Please add the following to Negative Consequences:

  • Vast majority of interaction data would be going into one massive table which will create significant limitations for how much data we would be able to query with Presto – potentially only an hour at a time as opposed to multiple days or weeks or even months that is possible now with the smaller, per-instrument tables. Depending on how powerful our Presto cluster is, we may would likely have to switch to working with interaction data exclusively outside of Superset's SQL Lab since Presto and Spark SQL differ substantially and require a high degree to effort to translate queries between those two SQL dialects.
  • This will also negatively affect our ability to create Superset dashboards with Presto based on the un-aggregated interaction data, which has become a common practice among Product Analysts. We accept this consequence because the metrics we measure and make available in those dashboards and other reports should be pre-computed with data pipelines (that have access to more powerful and robust Spark SQL) rather than calculated on-the-fly with Presto. We can still use Presto but mainly for working with pre-computed measurements of interaction metrics rather than with raw interaction data.

And yes, I agree with the recommendation/decision.

Please add the following to Negative Consequences:

Added! Thanks for the explicit call outs.

will create significant limitations for how much data we would be able to query with Presto

If we partition correctly, it shouldn't. T366627#9871868 (We need to verify this though.)

@cjming @Ottomata: Another negative to document (and think about): event sanitization. We can configure sanitization/retention policies on a per-instrument basis since they are different streams/tables, but with the monostream/monotable we would lose that flexibility. Without changing how the current sanitization pipeline works, we would have a single entry in the allowlist for the monotable. We would have to reconsider how we evaluate risk when it comes to retaining sanitized data longer than 90 days.

Side note: I also think it's worth re-evaluating whether event sanitization system is a legacy artifact or if it has outlived its usefulness and can be decommissioned at some point, but that's outside the scope of this decision.

Oh yes! Very good point @mpopov that is true.

We hope to one day (after Refined event tables are on Iceberg) (and maybe after Datasets Config???) take a look at sanitization and retention and refactor it, possibly using in place updates and deletes via Iceberg. If/when we do that we should consider this use case.

Thanks @mpopov @Ottomata - added your comments re: sanitization to decision record.

Seems like now the negative consequences are growing. Presumably everyone is still on board.

@cjming great decision record write up. It reflects my understanding of the problem space and motivates the decision, I support the decision and to move forward.

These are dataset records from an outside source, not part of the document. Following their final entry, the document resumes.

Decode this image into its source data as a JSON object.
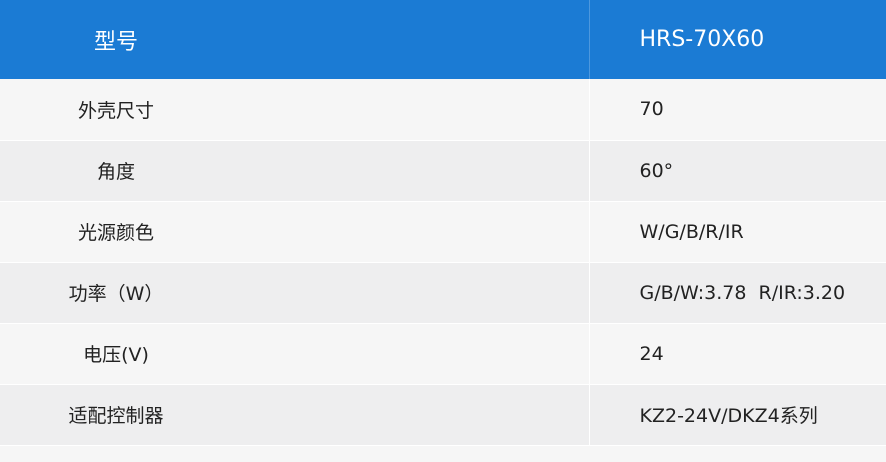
{
  "header": {
    "model_label": "型号",
    "model_value": "HRS-70X60"
  },
  "rows": [
    {
      "label": "外壳尺寸",
      "value": "70"
    },
    {
      "label": "角度",
      "value": "60°"
    },
    {
      "label": "光源颜色",
      "value": "W/G/B/R/IR"
    },
    {
      "label": "功率（W）",
      "value": "G/B/W:3.78  R/IR:3.20"
    },
    {
      "label": "电压(V)",
      "value": "24"
    },
    {
      "label": "适配控制器",
      "value": "KZ2-24V/DKZ4系列"
    }
  ],
  "colors": {
    "header_bg": "#1b7bd4",
    "row_light": "#f6f6f6",
    "row_dark": "#eeeeef"
  }
}
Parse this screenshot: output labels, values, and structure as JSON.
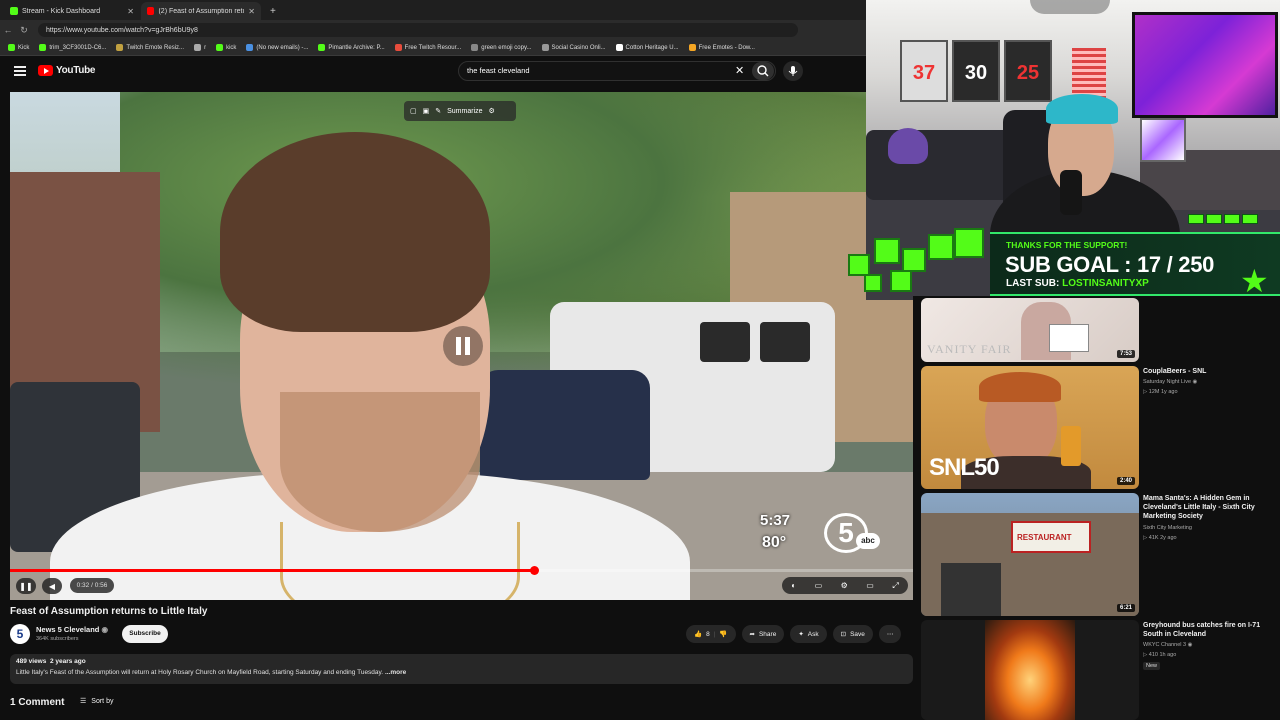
{
  "browser": {
    "tabs": [
      {
        "label": "Stream - Kick Dashboard",
        "icon": "kick-icon"
      },
      {
        "label": "(2) Feast of Assumption return",
        "icon": "youtube-icon"
      }
    ],
    "url": "https://www.youtube.com/watch?v=gJrBh6bU9y8",
    "bookmarks": [
      "Kick",
      "trim_3CF3001D-C6...",
      "Twitch Emote Resiz...",
      "r",
      "kick",
      "(No new emails) -...",
      "Pimantle Archive: P...",
      "Free Twitch Resour...",
      "green emoji copy...",
      "Social Casino Onli...",
      "Cotton Heritage U...",
      "Free Emotes - Dow..."
    ]
  },
  "youtube": {
    "logo_text": "YouTube",
    "search_query": "the feast cleveland",
    "summarize_label": "Summarize"
  },
  "video": {
    "time_display": "0:32 / 0:56",
    "progress_fraction": 0.58,
    "weather_time": "5:37",
    "weather_temp": "80°",
    "station_number": "5",
    "station_network": "abc",
    "title": "Feast of Assumption returns to Little Italy",
    "channel": "News 5 Cleveland",
    "subscribers": "364K subscribers",
    "subscribe_label": "Subscribe",
    "likes": "8",
    "share_label": "Share",
    "ask_label": "Ask",
    "save_label": "Save",
    "views_date": "489 views  2 years ago",
    "description": "Little Italy's Feast of the Assumption will return at Holy Rosary Church on Mayfield Road, starting Saturday and ending Tuesday.",
    "more_label": "...more",
    "comments_count": "1 Comment",
    "sort_label": "Sort by"
  },
  "overlay": {
    "thanks": "THANKS FOR THE SUPPORT!",
    "goal": "SUB GOAL : 17 / 250",
    "last_sub_label": "LAST SUB:",
    "last_sub_name": "LOSTINSANITYXP",
    "accent": "#53fc18"
  },
  "recommendations": [
    {
      "thumb_text": "VANITY FAIR",
      "duration": "7:53",
      "title": "",
      "channel": "",
      "meta": ""
    },
    {
      "thumb_text": "SNL50",
      "duration": "2:40",
      "title": "CouplaBeers - SNL",
      "channel": "Saturday Night Live",
      "meta": "12M  1y ago"
    },
    {
      "thumb_text": "RESTAURANT",
      "duration": "6:21",
      "title": "Mama Santa's: A Hidden Gem in Cleveland's Little Italy - Sixth City Marketing Society",
      "channel": "Sixth City Marketing",
      "meta": "41K  2y ago"
    },
    {
      "thumb_text": "",
      "duration": "",
      "title": "Greyhound bus catches fire on I-71 South in Cleveland",
      "channel": "WKYC Channel 3",
      "meta": "410  1h ago",
      "badge": "New"
    }
  ]
}
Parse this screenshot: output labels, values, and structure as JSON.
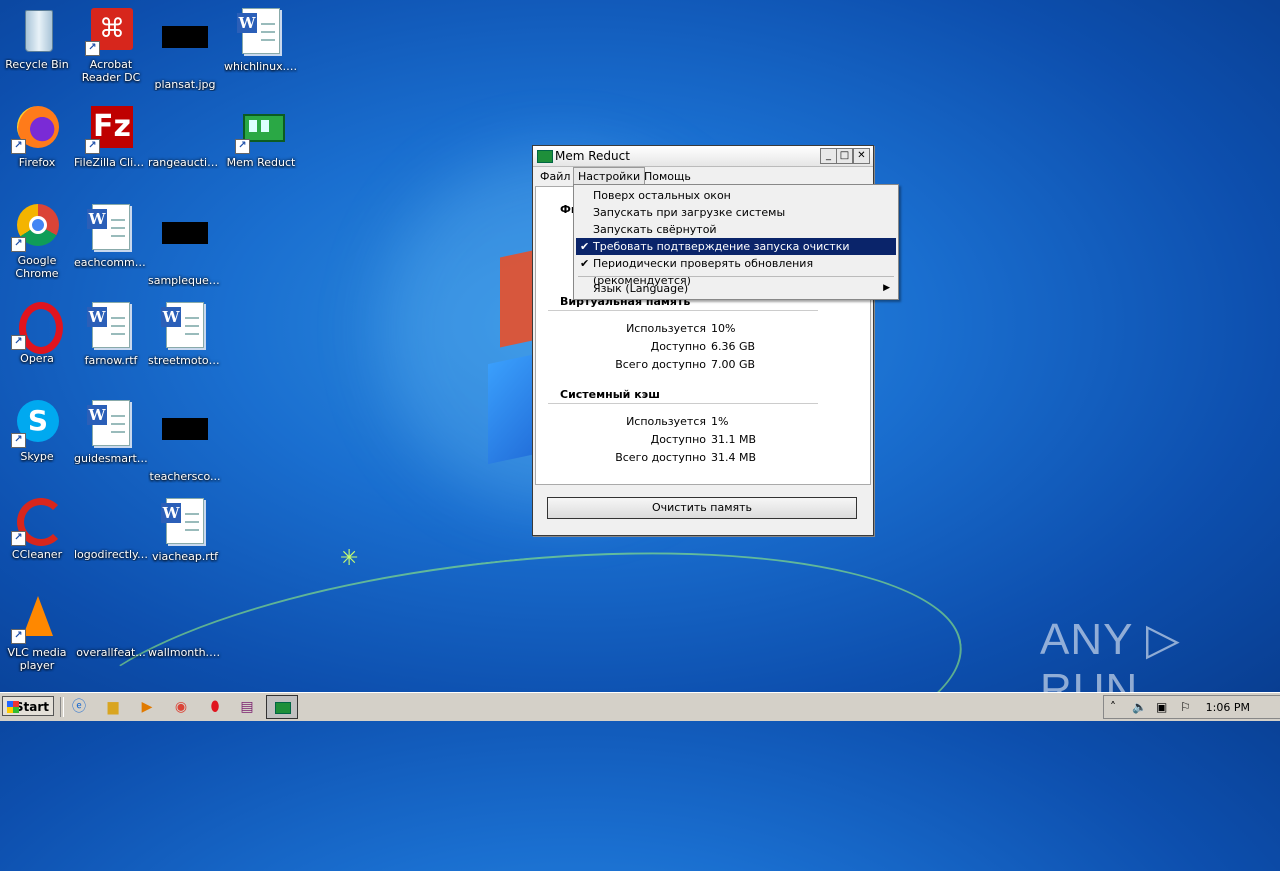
{
  "desktop": {
    "icons": [
      {
        "label": "Recycle Bin"
      },
      {
        "label": "Acrobat Reader DC"
      },
      {
        "label": "plansat.jpg"
      },
      {
        "label": "whichlinux.rtf"
      },
      {
        "label": "Firefox"
      },
      {
        "label": "FileZilla Client"
      },
      {
        "label": "rangeauctio..."
      },
      {
        "label": "Mem Reduct"
      },
      {
        "label": "Google Chrome"
      },
      {
        "label": "eachcommis..."
      },
      {
        "label": "sampleques..."
      },
      {
        "label": "Opera"
      },
      {
        "label": "farnow.rtf"
      },
      {
        "label": "streetmotor..."
      },
      {
        "label": "Skype"
      },
      {
        "label": "guidesmarti..."
      },
      {
        "label": "teachersco..."
      },
      {
        "label": "CCleaner"
      },
      {
        "label": "logodirectly...."
      },
      {
        "label": "viacheap.rtf"
      },
      {
        "label": "VLC media player"
      },
      {
        "label": "overallfeat..."
      },
      {
        "label": "wallmonth.png"
      }
    ]
  },
  "window": {
    "title": "Mem Reduct",
    "menu": [
      "Файл",
      "Настройки",
      "Помощь"
    ],
    "section_physical_partial": "Фи",
    "virtual": {
      "title": "Виртуальная память",
      "rows": [
        {
          "k": "Используется",
          "v": "10%"
        },
        {
          "k": "Доступно",
          "v": "6.36 GB"
        },
        {
          "k": "Всего доступно",
          "v": "7.00 GB"
        }
      ]
    },
    "cache": {
      "title": "Системный кэш",
      "rows": [
        {
          "k": "Используется",
          "v": "1%"
        },
        {
          "k": "Доступно",
          "v": "31.1 MB"
        },
        {
          "k": "Всего доступно",
          "v": "31.4 MB"
        }
      ]
    },
    "clean_button": "Очистить память"
  },
  "dropdown": {
    "items": [
      {
        "label": "Поверх остальных окон",
        "checked": false
      },
      {
        "label": "Запускать при загрузке системы",
        "checked": false
      },
      {
        "label": "Запускать свёрнутой",
        "checked": false
      },
      {
        "label": "Требовать подтверждение запуска очистки",
        "checked": true
      },
      {
        "label": "Периодически проверять обновления (рекомендуется)",
        "checked": true
      }
    ],
    "language": "Язык (Language)",
    "check": "✔",
    "submenu_arrow": "▶"
  },
  "taskbar": {
    "start": "Start",
    "clock": "1:06 PM"
  },
  "watermark": "ANY ▷ RUN"
}
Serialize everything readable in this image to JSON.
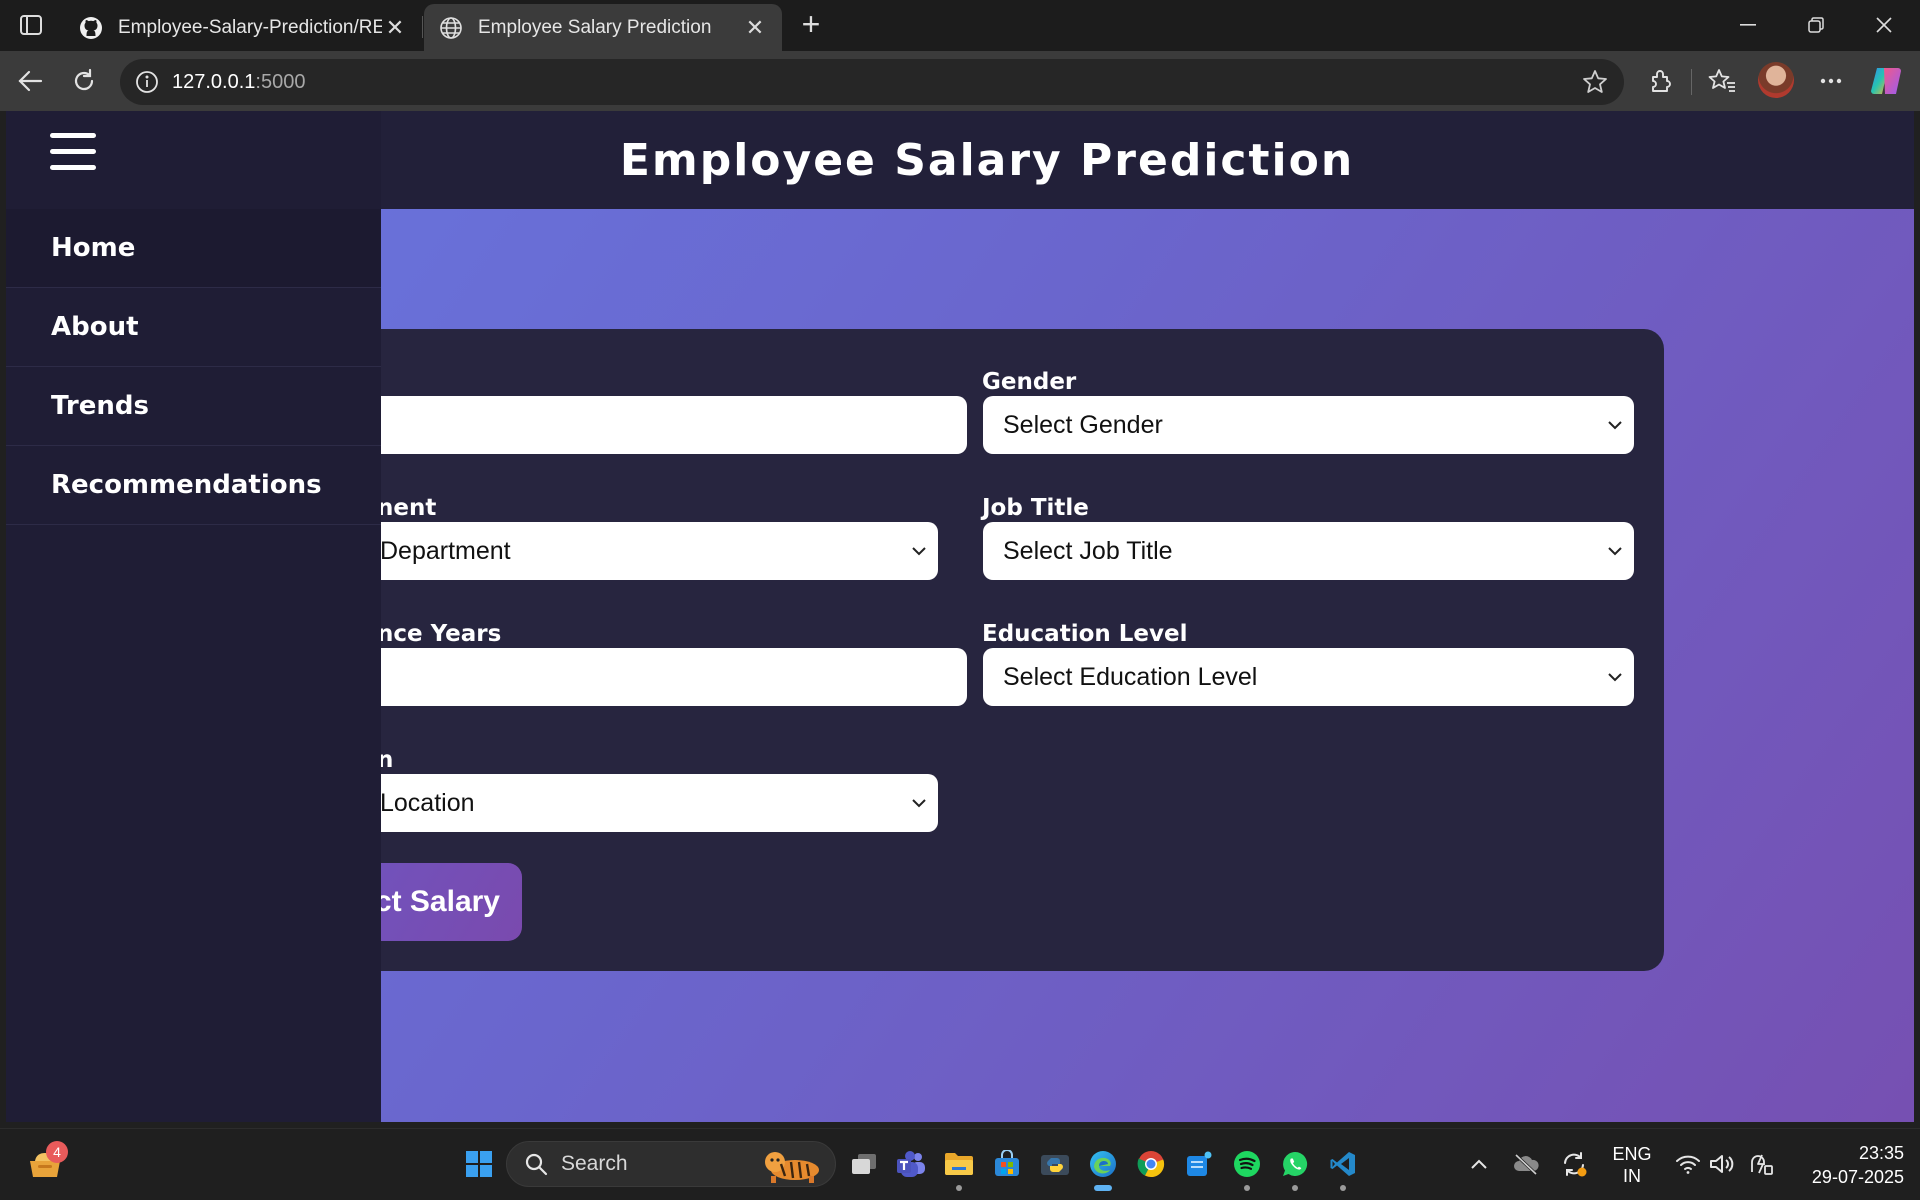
{
  "browser": {
    "tabs": [
      {
        "title": "Employee-Salary-Prediction/READ",
        "icon": "github-icon",
        "active": false
      },
      {
        "title": "Employee Salary Prediction",
        "icon": "globe-icon",
        "active": true
      }
    ],
    "address": {
      "host": "127.0.0.1",
      "port": ":5000"
    }
  },
  "page": {
    "header_title": "Employee Salary Prediction",
    "sidebar": {
      "items": [
        {
          "label": "Home"
        },
        {
          "label": "About"
        },
        {
          "label": "Trends"
        },
        {
          "label": "Recommendations"
        }
      ]
    },
    "form": {
      "age_label": "",
      "gender_label": "Gender",
      "gender_value": "Select Gender",
      "department_label": "nent",
      "department_value": "Department",
      "job_title_label": "Job Title",
      "job_title_value": "Select Job Title",
      "experience_label": "nce Years",
      "education_label": "Education Level",
      "education_value": "Select Education Level",
      "location_label": "n",
      "location_value": "Location",
      "submit_label": "ct Salary"
    }
  },
  "taskbar": {
    "search_label": "Search",
    "widget_badge": "4",
    "language": [
      "ENG",
      "IN"
    ],
    "time": "23:35",
    "date": "29-07-2025"
  },
  "colors": {
    "header_bg": "#222039",
    "card_bg": "#27253f",
    "sidebar_bg": "#1f1d35",
    "gradient_start": "#6877e0",
    "gradient_end": "#7650b2"
  }
}
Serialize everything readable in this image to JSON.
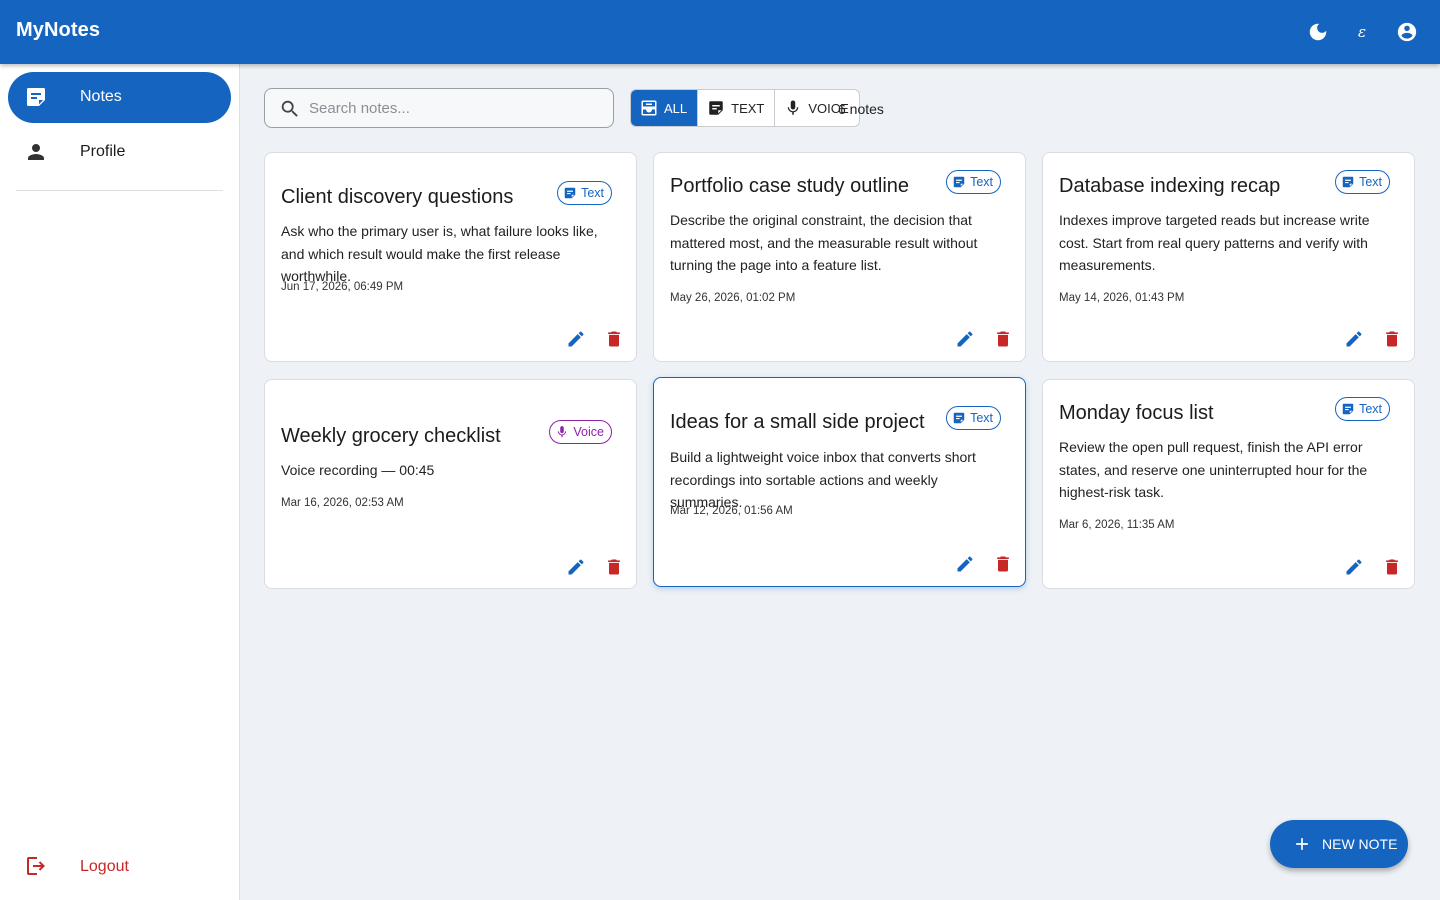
{
  "app": {
    "title": "MyNotes"
  },
  "topbar": {
    "icons": [
      "dark-mode-icon",
      "language-icon",
      "account-icon"
    ],
    "language_glyph": "ɛ"
  },
  "sidebar": {
    "items": [
      {
        "label": "Notes",
        "icon": "notes-icon",
        "active": true
      },
      {
        "label": "Profile",
        "icon": "person-icon",
        "active": false
      }
    ],
    "logout_label": "Logout"
  },
  "search": {
    "placeholder": "Search notes...",
    "value": ""
  },
  "filters": [
    {
      "label": "ALL",
      "icon": "inbox-icon",
      "active": true
    },
    {
      "label": "TEXT",
      "icon": "text-note-icon",
      "active": false
    },
    {
      "label": "VOICE",
      "icon": "mic-icon",
      "active": false
    }
  ],
  "count_label": "6 notes",
  "notes": [
    {
      "title": "Client discovery questions",
      "type": "Text",
      "body": "Ask who the primary user is, what failure looks like, and which result would make the first release worthwhile.",
      "date": "Jun 17, 2026, 06:49 PM"
    },
    {
      "title": "Portfolio case study outline",
      "type": "Text",
      "body": "Describe the original constraint, the decision that mattered most, and the measurable result without turning the page into a feature list.",
      "date": "May 26, 2026, 01:02 PM"
    },
    {
      "title": "Database indexing recap",
      "type": "Text",
      "body": "Indexes improve targeted reads but increase write cost. Start from real query patterns and verify with measurements.",
      "date": "May 14, 2026, 01:43 PM"
    },
    {
      "title": "Weekly grocery checklist",
      "type": "Voice",
      "body": "Voice recording — 00:45",
      "date": "Mar 16, 2026, 02:53 AM"
    },
    {
      "title": "Ideas for a small side project",
      "type": "Text",
      "body": "Build a lightweight voice inbox that converts short recordings into sortable actions and weekly summaries.",
      "date": "Mar 12, 2026, 01:56 AM"
    },
    {
      "title": "Monday focus list",
      "type": "Text",
      "body": "Review the open pull request, finish the API error states, and reserve one uninterrupted hour for the highest-risk task.",
      "date": "Mar 6, 2026, 11:35 AM"
    }
  ],
  "fab": {
    "label": "NEW NOTE"
  },
  "colors": {
    "primary": "#1565c0",
    "danger": "#c62828",
    "voice": "#8e24aa",
    "background": "#eef2f6"
  }
}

Regarding negative performance implications, there are several options we can follow up on: table partitioning, migration to Iceberg, table-split-on-write, dashboard metrics post computation, so I'm not concerned about that. Also, as it has been pointed out, the sanitization system could be revisited for refactoring.

Fantastic - I updated status of the decision record to ACCEPTED. If anyone disagrees, please lmk. Moving this to Sign Off.